O desafio da Confeitaria Bom Bocado era remar exatamente na direção oposta. A marca precisava evocar a “confeitaria de vó” — aquela memória afetiva do bolo quente, da fartura, do tátil —, mas elevando isso a um padrão visual inegavelmente premium. A Bom Bocado não queria vender um estilo de vida plastificado; queria vender caloria com afeto. O diagnóstico arquitetônico do projeto era claro: precisávamos demolir o minimalismo e construir uma marca baseada no “horror ao vazio”.

A concepção começou pelo logotipo, que projetei como se fosse a planta baixa de um bolo visto de cima. Criei um selo vintage onde os ornamentos, os arabescos e as bordas atuam intencionalmente como camadas de glacê e confeitos. O “B” cursivo e imponente divide espaço com uma tipografia pesada, criando uma hierarquia que força o olhar a passear pela marca.

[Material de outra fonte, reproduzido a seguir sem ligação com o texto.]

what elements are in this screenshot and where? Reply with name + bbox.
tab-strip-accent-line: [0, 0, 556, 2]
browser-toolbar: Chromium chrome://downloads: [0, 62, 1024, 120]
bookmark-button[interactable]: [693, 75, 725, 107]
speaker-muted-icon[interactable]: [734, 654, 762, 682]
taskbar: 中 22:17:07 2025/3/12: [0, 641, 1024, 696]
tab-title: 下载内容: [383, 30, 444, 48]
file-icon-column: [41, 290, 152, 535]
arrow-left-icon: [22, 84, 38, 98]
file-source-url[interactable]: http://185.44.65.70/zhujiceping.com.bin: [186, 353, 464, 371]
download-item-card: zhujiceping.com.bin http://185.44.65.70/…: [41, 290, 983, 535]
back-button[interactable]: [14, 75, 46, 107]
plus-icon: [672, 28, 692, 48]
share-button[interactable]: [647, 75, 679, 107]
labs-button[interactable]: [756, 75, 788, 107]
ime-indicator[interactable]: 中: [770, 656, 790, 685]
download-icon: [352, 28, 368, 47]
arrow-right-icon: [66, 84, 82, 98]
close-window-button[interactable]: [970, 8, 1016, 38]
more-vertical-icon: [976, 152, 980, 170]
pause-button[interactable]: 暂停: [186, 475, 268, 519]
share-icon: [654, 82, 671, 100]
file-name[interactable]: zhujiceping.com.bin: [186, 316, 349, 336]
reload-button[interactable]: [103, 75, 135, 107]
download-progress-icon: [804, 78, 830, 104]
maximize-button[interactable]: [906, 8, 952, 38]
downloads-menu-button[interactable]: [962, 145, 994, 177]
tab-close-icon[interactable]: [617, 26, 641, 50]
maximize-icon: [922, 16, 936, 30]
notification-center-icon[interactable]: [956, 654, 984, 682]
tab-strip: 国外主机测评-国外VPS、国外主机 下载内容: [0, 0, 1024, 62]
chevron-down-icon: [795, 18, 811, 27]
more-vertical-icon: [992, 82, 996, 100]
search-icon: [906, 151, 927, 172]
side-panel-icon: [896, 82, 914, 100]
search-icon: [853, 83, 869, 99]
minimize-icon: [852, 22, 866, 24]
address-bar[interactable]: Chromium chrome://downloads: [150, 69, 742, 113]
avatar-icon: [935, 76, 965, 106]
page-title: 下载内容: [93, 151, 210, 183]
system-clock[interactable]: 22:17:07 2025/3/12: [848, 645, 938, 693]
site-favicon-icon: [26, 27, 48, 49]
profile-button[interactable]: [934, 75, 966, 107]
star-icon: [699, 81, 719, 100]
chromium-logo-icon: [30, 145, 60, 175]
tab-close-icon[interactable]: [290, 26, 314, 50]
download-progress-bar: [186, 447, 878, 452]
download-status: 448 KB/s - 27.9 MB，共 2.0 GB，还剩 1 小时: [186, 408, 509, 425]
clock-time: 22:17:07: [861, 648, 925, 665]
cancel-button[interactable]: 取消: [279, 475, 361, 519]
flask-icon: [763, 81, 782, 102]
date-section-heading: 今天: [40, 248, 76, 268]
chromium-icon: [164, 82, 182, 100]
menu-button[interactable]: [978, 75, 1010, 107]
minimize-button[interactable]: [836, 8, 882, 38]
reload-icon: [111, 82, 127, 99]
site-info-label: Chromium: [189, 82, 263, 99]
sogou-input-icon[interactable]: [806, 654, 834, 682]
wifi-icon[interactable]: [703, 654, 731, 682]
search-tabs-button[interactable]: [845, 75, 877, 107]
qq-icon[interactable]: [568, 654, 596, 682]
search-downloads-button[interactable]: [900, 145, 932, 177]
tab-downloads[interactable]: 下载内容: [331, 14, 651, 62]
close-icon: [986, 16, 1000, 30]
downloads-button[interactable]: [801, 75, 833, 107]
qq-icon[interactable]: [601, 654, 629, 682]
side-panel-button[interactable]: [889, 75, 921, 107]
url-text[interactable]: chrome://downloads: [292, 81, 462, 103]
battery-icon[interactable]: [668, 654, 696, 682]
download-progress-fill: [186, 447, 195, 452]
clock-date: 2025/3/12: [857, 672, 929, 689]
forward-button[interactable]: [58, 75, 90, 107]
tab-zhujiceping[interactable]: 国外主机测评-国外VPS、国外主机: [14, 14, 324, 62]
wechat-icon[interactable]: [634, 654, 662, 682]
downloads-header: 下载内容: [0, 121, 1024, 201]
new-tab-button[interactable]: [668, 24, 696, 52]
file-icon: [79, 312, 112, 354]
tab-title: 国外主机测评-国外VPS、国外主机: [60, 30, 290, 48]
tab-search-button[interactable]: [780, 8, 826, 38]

Não é um logo para “respirar”; é um logo para dar água na boca.
O desafio técnico deste projeto foi justamente domar a linguagem do design maximalista. Quando você decide preencher os espaços (o tal do horror vacui), a linha entre o sofisticado e o cafona é finíssima. Cada coração, cada arabesco e cada textura precisou ser milimetricamente testado em escala para garantir que a marca funcionasse tanto no avatar minúsculo do Instagram quanto impressa em uma caixa de 30 centímetros.
Foi aí que a produção dos mockups se tornou o coração do processo executivo. Para provar que essa linguagem nostálgica funcionava no mundo físico, aprimorei a renderização das aplicações estudando como a marca se comportaria em superfícies diversas e imperfeitas.
Projetei cenas com profundidade de campo rasa: tags rústicas de papelão presas com barbante ao lado de bombons reais; caixas texturizadas manchadas de cacau em mesas de madeira de demolição; e o próprio manual da marca — um livro quadrado de lombada branca — repousando num cenário quente e orgânico de cozinha. A ideia era testar a luz, a sombra e a textura. O design precisava parecer tátil.
A Bom Bocado deixou de ser um rascunho de doceria para assumir o protagonismo visual de uma confeitaria artesanal de alto nível.
O Premium não precisa ser frio. A identidade desenvolvida veste o produto com excelência, criando um reconhecimento de marca imediato que gera conforto e desejo. Quem vê a embalagem ou a tag da Bom Bocado, sabe exatamente a densidade e o sabor do que vai encontrar lá dentro.
Construindo esse projeto, validei uma premissa que vai muito além da estética gráfica: o design precisa ser coerente com a natureza do objeto que ele reveste. Tentar aplicar minimalismo suíço em um bolo de cenoura com ganache derretida é um erro estrutural.
O trabalho com a Bom Bocado me forçou a refinar a técnica de aplicação em superfícies diversas, entendendo que a luz que bate numa tela de celular é muito diferente da luz que reflete numa embalagem engordurada de manteiga. O maximalismo nostálgico exigiu um controle rigoroso de pesos e hierarquias para não desmoronar.
Como disse Julia Child: “Cozinhar é como o amor. Deve ser feito com abandono total, ou não feito de jeito nenhum.” Essa foi a grande lição do projeto. Descobri que, no design e na arquitetura de marcas gastronômicas, abraçar o exagero com método e rigor técnico é a forma mais honesta de conectar o consumidor ao produto. Para além de um logo, acabamos por projetar um apetite, uma fome de doce.